Mo invited me to a meditation group this evening.
Good timing. I’d been wanting to see Mo, and I’ve also had a lot of noise in my head. Mo says she does too. Bizarre. I’m surprised whenever I hear an amazing woman I know who looks like she has it all together concede that she has a case of the crazies too.
The last two days, I’ve felt more peace for having written the letter to Steve. At least, it’s no longer a thing to do in my mind and having considered it enough, the doing is done, and I can close the door on that part of my life. I metaphorically mailed away all my expectations in that letter, and maybe now I will have a new perspective on Darrell. No matter, meditation sounded good. I have long wanted to be my own biggest cheerleader instead of critic number one.

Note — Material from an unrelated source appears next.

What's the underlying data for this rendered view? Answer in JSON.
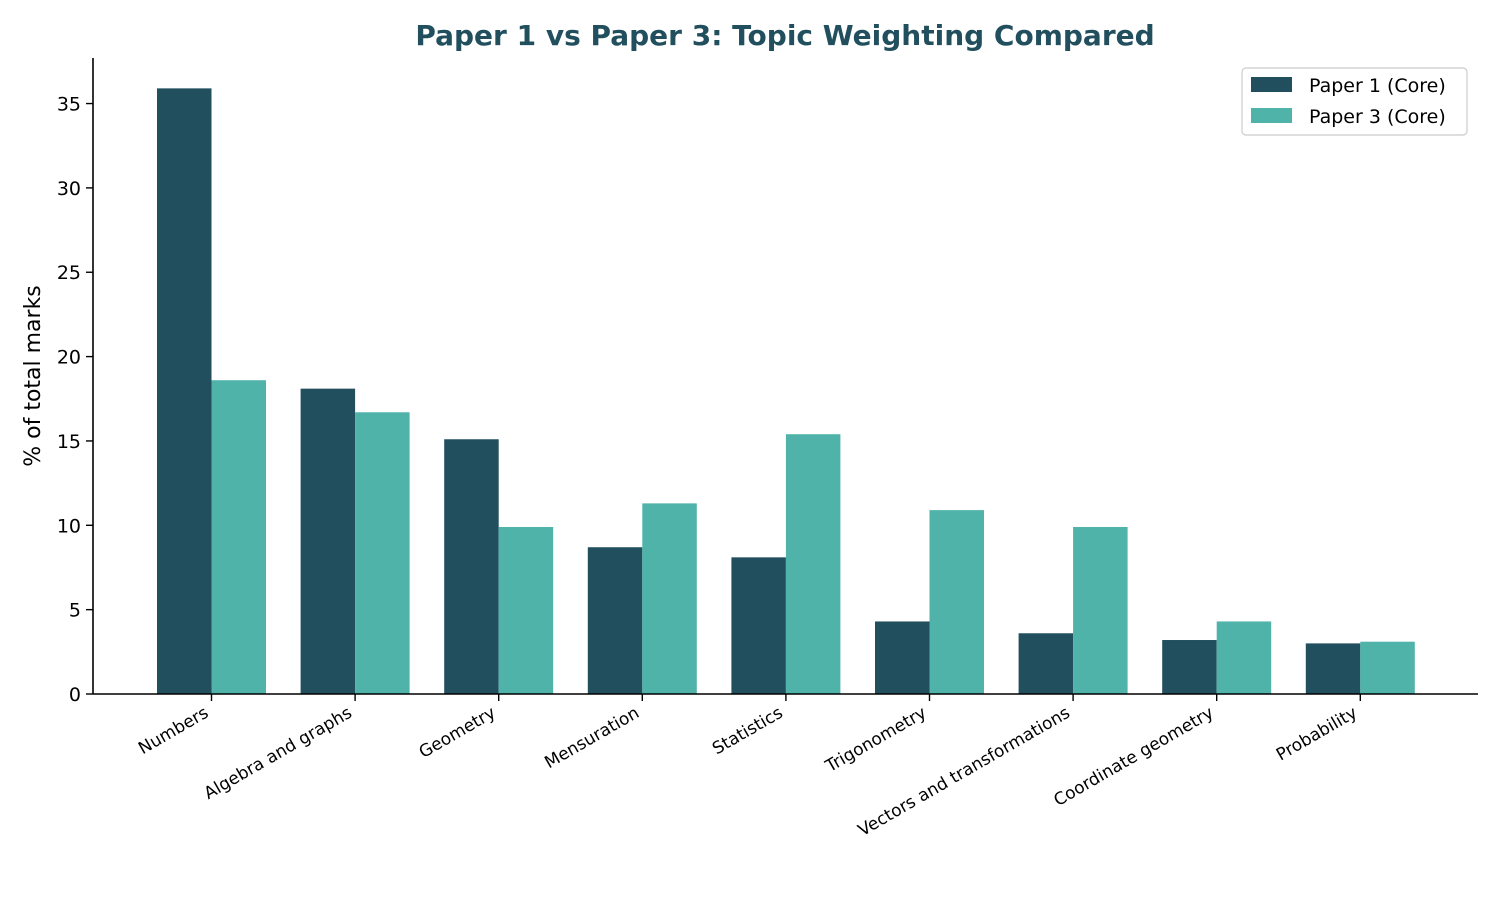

We went to a home in Brier Creek, and in the basement, practiced breathing and meditation. Ravi the host introduced us to The Art of Living, and we meditated to an iPod mp3. Different than what I expected, which was forced silence for 30 minutes, just me and my thoughts. Terrifying.
We practiced Bellows Breathing.
One surprise. The speaker on the meditation track said, “let your thoughts come and let them go.” I imagined we would be forcing ourselves to keep our minds clear. I found letting my thoughts come, it was also easier to let them go.
I can’t say I feel at peace but I am interested in trying meditation again. As our monk told us in Jeondeung Temple in Korea, we create our world with our mind. I believe that. I want to be more mindful and feel like I can control my thoughts. If I can do that, really, I think I can do anything.